Le même phénomène d’inféodation s’observe à l’égard de la culture et de la recherche au Québec, où le gouvernement fédéral prend de l’expansion.
Quant au statut de la langue française, dont la vitalité ne cesse de s’effriter, les Libéraux ont été fidèles à leur politique traditionnelle ; celle du renoncement. Que dire du fiasco libéral en matière de francisation des immigrants, documenté par la Vérificatrice générale ? Que dire du refus éhonté de la part du gouvernement Couillard de mettre en vigueur l’article 1 de la loi 104, en totale violation de la décision unanime prise par l’Assemblée nationale il y a 16 ans visant à faire enfin du français la véritable langue officielle de l’Administration publique ? Que dire du surfinancement des institutions d’enseignement supérieur anglophones, des politiques de façade de l’ex-ministre Fortin eu égard à la langue du commerce et de l’affichage, du laisser-faire en matière de langue du travail, des compressions affectant les organismes créés par la loi 101 ?
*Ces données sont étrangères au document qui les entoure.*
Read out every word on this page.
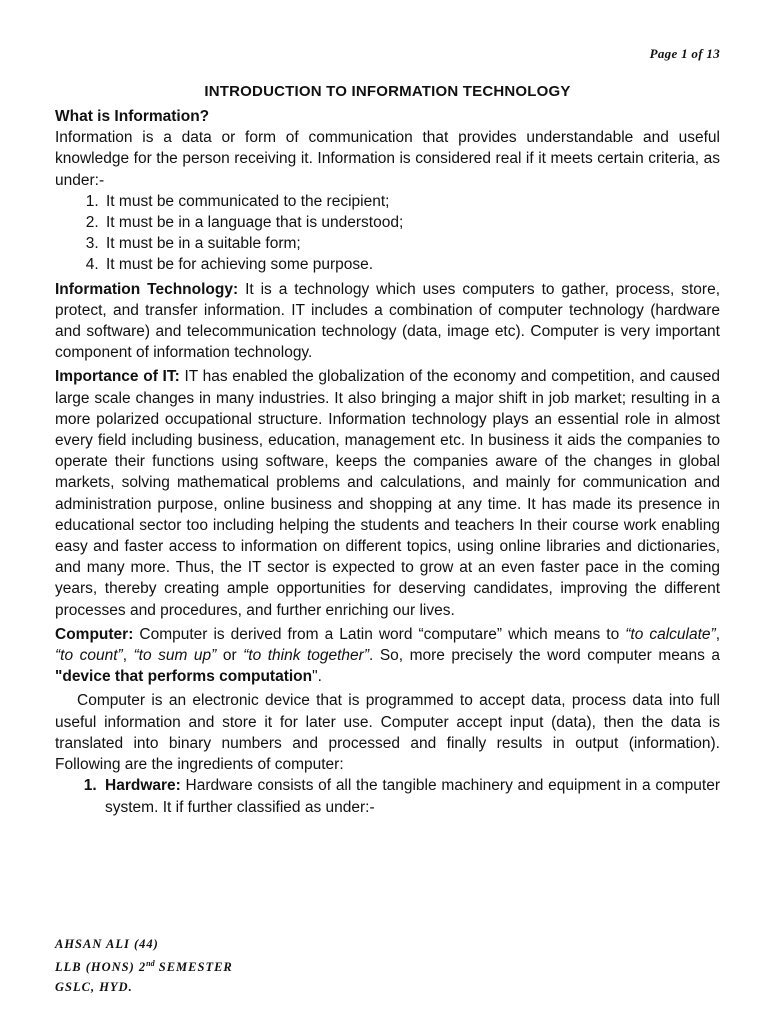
Page 1 of 13
INTRODUCTION TO INFORMATION TECHNOLOGY
What is Information?

Information is a data or form of communication that provides understandable and useful knowledge for the person receiving it. Information is considered real if it meets certain criteria, as under:-

1. It must be communicated to the recipient;
2. It must be in a language that is understood;
3. It must be in a suitable form;
4. It must be for achieving some purpose.

Information Technology: It is a technology which uses computers to gather, process, store, protect, and transfer information. IT includes a combination of computer technology (hardware and software) and telecommunication technology (data, image etc). Computer is very important component of information technology.

Importance of IT: IT has enabled the globalization of the economy and competition, and caused large scale changes in many industries. It also bringing a major shift in job market; resulting in a more polarized occupational structure. Information technology plays an essential role in almost every field including business, education, management etc. In business it aids the companies to operate their functions using software, keeps the companies aware of the changes in global markets, solving mathematical problems and calculations, and mainly for communication and administration purpose, online business and shopping at any time. It has made its presence in educational sector too including helping the students and teachers In their course work enabling easy and faster access to information on different topics, using online libraries and dictionaries, and many more. Thus, the IT sector is expected to grow at an even faster pace in the coming years, thereby creating ample opportunities for deserving candidates, improving the different processes and procedures, and further enriching our lives.

Computer: Computer is derived from a Latin word “computare” which means to “to calculate”, “to count”, “to sum up” or “to think together”. So, more precisely the word computer means a "device that performs computation".

Computer is an electronic device that is programmed to accept data, process data into full useful information and store it for later use. Computer accept input (data), then the data is translated into binary numbers and processed and finally results in output (information). Following are the ingredients of computer:

1. Hardware: Hardware consists of all the tangible machinery and equipment in a computer system. It if further classified as under:-
AHSAN ALI (44)
LLB (HONS) 2nd SEMESTER
GSLC, HYD.
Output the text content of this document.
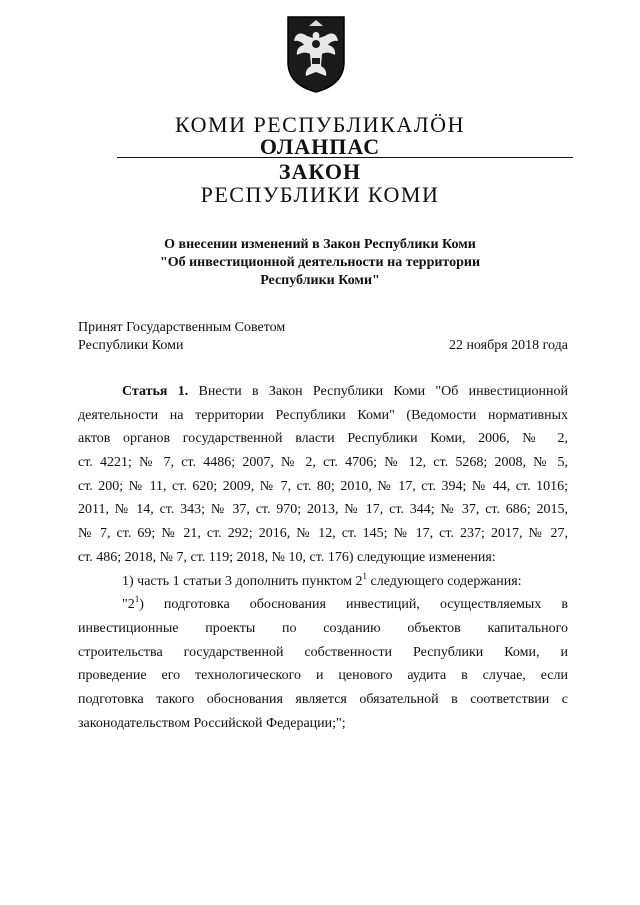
КОМИ РЕСПУБЛИКАЛÖН
ОЛАНПАС
ЗАКОН
РЕСПУБЛИКИ КОМИ
О внесении изменений в Закон Республики Коми
"Об инвестиционной деятельности на территории
Республики Коми"
Принят Государственным Советом
Республики Коми	22 ноября 2018 года
Статья 1. Внести в Закон Республики Коми "Об инвестиционной
деятельности на территории Республики Коми" (Ведомости нормативных
актов органов государственной власти Республики Коми, 2006, № 2,
ст. 4221; № 7, ст. 4486; 2007, № 2, ст. 4706; № 12, ст. 5268; 2008, № 5,
ст. 200; № 11, ст. 620; 2009, № 7, ст. 80; 2010, № 17, ст. 394; № 44, ст. 1016;
2011, № 14, ст. 343; № 37, ст. 970; 2013, № 17, ст. 344; № 37, ст. 686; 2015,
№ 7, ст. 69; № 21, ст. 292; 2016, № 12, ст. 145; № 17, ст. 237; 2017, № 27,
ст. 486; 2018, № 7, ст. 119; 2018, № 10, ст. 176) следующие изменения:
1) часть 1 статьи 3 дополнить пунктом $2^1$ следующего содержания:
"$2^1$) подготовка обоснования инвестиций, осуществляемых в
инвестиционные проекты по созданию объектов капитального
строительства государственной собственности Республики Коми, и
проведение его технологического и ценового аудита в случае, если
подготовка такого обоснования является обязательной в соответствии с
законодательством Российской Федерации;";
Il est plus que temps que nous cessions d’avaler des couleuvres, à commencer par toutes celles qui empoisonnent notre vie nationale jusque dans ses substrats. Comme antidote à ces calamités ordinaires, intimement liées à notre condition provinciale, rien ne vaut l’extraordinaire du combat pour la liberté politique. Le « changement » ne suffira pas.